Limopsidae is a family of bivalves, related to the ark clams and bittersweets. This family contains about thirty species in seven genera.

Species
 Crenulilimopsis Kuroda & Habe, 1971 
 Cnisma Mayer, 1868 
 Empleconia Dall, 1908 
 Limarca Tate, 1886 
 Limopsis Sassi, 1827 
 Limopsis affinis A. E. Verrill, 1885
 Limopsis antillensis Dall, 1881 
 Limopsis aurita
 Limopsis cristata Jeffreys, 1876
 Limopsis davidis Hedley, 1899 original species description, pages 564–565.
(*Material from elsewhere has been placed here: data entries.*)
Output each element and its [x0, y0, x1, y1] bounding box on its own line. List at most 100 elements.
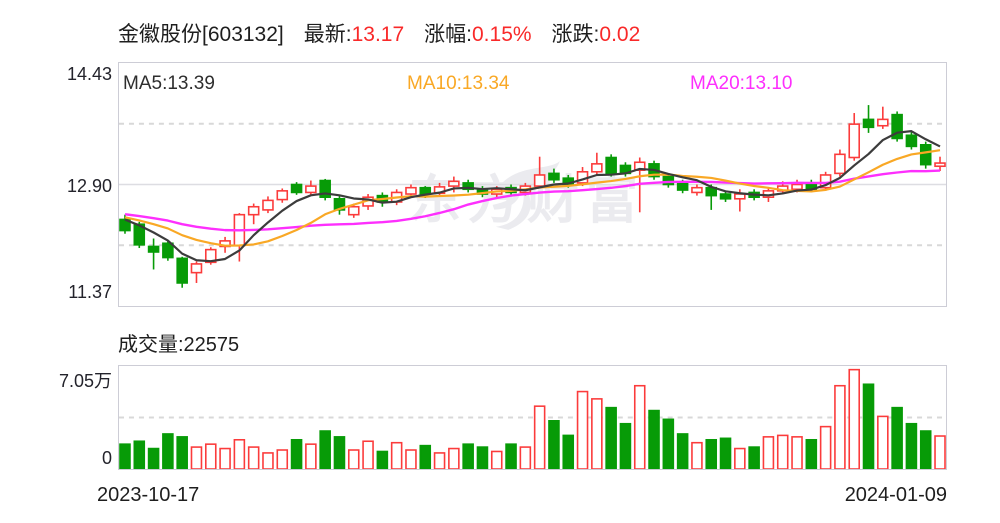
volume-bar	[719, 437, 732, 469]
volume-bar	[333, 436, 346, 469]
volume-title: 成交量:22575	[118, 334, 240, 356]
ma5-line	[124, 130, 941, 263]
volume-bar	[848, 368, 861, 469]
volume-bar	[219, 447, 231, 469]
volume-bar	[133, 440, 146, 469]
candle-up	[276, 188, 289, 203]
volume-bar	[376, 450, 389, 469]
latest-value: 13.17	[351, 23, 405, 46]
candle-up	[533, 156, 546, 189]
volume-bar	[147, 447, 160, 469]
candle-up	[691, 184, 703, 196]
volume-bar	[505, 443, 517, 469]
candle-up	[233, 213, 246, 262]
date-start: 2023-10-17	[97, 484, 200, 506]
candle-up	[247, 203, 260, 225]
volume-tick-top: 7.05万	[58, 371, 112, 391]
volume-bar	[362, 440, 374, 469]
volume-bar	[934, 435, 946, 469]
volume-bar	[562, 434, 575, 469]
volume-bar	[877, 415, 889, 469]
price-chart-panel[interactable]: 东方财富	[118, 62, 947, 307]
volume-bar	[619, 422, 632, 469]
volume-bar	[891, 406, 903, 469]
volume-bar	[476, 446, 489, 469]
candle-down	[919, 141, 932, 169]
volume-bar	[276, 449, 289, 469]
volume-bar	[190, 446, 203, 469]
volume-bar	[919, 430, 932, 469]
volume-bar	[433, 452, 446, 469]
candle-up	[262, 196, 274, 214]
candle-down	[319, 178, 331, 201]
candle-up	[848, 113, 861, 161]
price-tick-bottom: 11.37	[68, 282, 112, 302]
candle-up	[934, 156, 946, 171]
volume-bar	[762, 436, 775, 469]
volume-bar	[576, 390, 589, 469]
volume-bar	[819, 425, 832, 469]
candle-up	[834, 149, 846, 177]
volume-bar	[162, 433, 174, 469]
candle-down	[905, 132, 918, 150]
change-pct-label: 涨幅:	[424, 23, 472, 46]
ma20-line	[124, 169, 941, 232]
candle-down	[162, 240, 174, 261]
candle-up	[448, 176, 460, 193]
volume-chart-panel[interactable]	[118, 365, 947, 470]
volume-bar	[204, 443, 217, 469]
volume-bar	[319, 430, 331, 469]
volume-bar	[119, 443, 131, 469]
volume-chart-svg[interactable]	[119, 366, 946, 469]
volume-bar	[734, 447, 746, 469]
volume-bar	[419, 444, 432, 469]
candle-down	[462, 179, 474, 193]
volume-bar	[705, 438, 718, 469]
volume-bar	[605, 406, 617, 469]
volume-bar	[247, 446, 260, 469]
ma20-legend: MA20:13.10	[690, 73, 793, 94]
candle-down	[333, 195, 346, 215]
volume-bar	[591, 398, 603, 469]
candle-up	[877, 106, 889, 129]
volume-bar	[462, 443, 474, 469]
volume-bar	[405, 449, 417, 469]
volume-bar	[691, 441, 703, 469]
volume-bar	[262, 452, 274, 469]
ma10-line	[124, 149, 941, 247]
change-label: 涨跌:	[551, 23, 600, 46]
candle-down	[862, 105, 875, 133]
chart-title-row: 金徽股份[603132] 最新:13.17 涨幅:0.15% 涨跌:0.02	[118, 18, 640, 48]
candle-up	[405, 184, 417, 198]
date-end: 2024-01-09	[844, 484, 947, 506]
volume-bar	[233, 438, 246, 469]
latest-label: 最新:	[303, 23, 352, 46]
candle-up	[190, 261, 203, 283]
change-value: 0.02	[599, 23, 641, 46]
candle-up	[347, 203, 360, 218]
volume-bar	[176, 436, 188, 469]
volume-bar	[548, 420, 560, 469]
price-tick-top: 14.43	[66, 64, 112, 84]
volume-bar	[834, 384, 846, 469]
candle-up	[305, 180, 317, 196]
volume-bar	[305, 443, 317, 469]
candle-down	[548, 168, 560, 183]
candle-down	[719, 190, 732, 202]
volume-bar	[776, 434, 789, 469]
volume-bar	[791, 436, 803, 469]
price-chart-svg[interactable]	[119, 63, 946, 306]
volume-bar	[905, 422, 918, 469]
ma10-legend: MA10:13.34	[407, 73, 510, 94]
volume-bar	[748, 446, 760, 469]
volume-bar	[648, 409, 660, 469]
volume-bar	[633, 384, 646, 469]
stock-name: 金徽股份[603132]	[118, 23, 284, 46]
candle-down	[605, 154, 617, 177]
candle-down	[176, 256, 188, 288]
change-pct-value: 0.15%	[472, 23, 532, 46]
candle-down	[891, 111, 903, 142]
volume-bar	[662, 418, 675, 469]
volume-tick-zero: 0	[101, 448, 112, 468]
 Limopsis davinae Esteves, 1984
 Limopsis galathea
 Limopsis hirtella Mabille & Rochebrune, 1889 
 Limopsis janeiroensis E. A. Smith, 1915
 Limopsis marionensis E. A. Smith, 1885 
 Limopsis minuta (Philippi, 1836)
 Limopsis multistrata
 Limopsis onchodes Dall, 1927
 Limopsis paucidentata Dall, 1886
 Limopsis pelagica E. A. Smith, 1885
 Limopsis perieri P. Fischer, 1869 
 Limopsis plana A. E. Verrill, 1885
 Limopsis radialis Dall, 1927
 Limopsis spicata Oliver & Allen, 1980
 Limopsis sulcata A. E. Verrill & Bush, 1898
 Limopsis surinamensis Oliver & Allen, 1980 
 Limopsis tenella Jeffreys, 1876
 Limopsis zealandica Hutton, 1873
 Nipponolimopsis Habe, 1951 
 Nucunella d'Orbigny, 1850

Limopsis
Species of the genus Limopsis are among the few suspension feeding deep-sea bivalves, and are absent from the continental shelf. They are relatively small, byssate (i.e. attached to the sea floor by strong threads, or byssus), and, while the viscera are reduced, there is a comparatively thick shell. Differences between species are usually defined by minor differences in gill and palp structure. The eggs are relatively few and of a size which suggests that the planktonic larvae do not feed.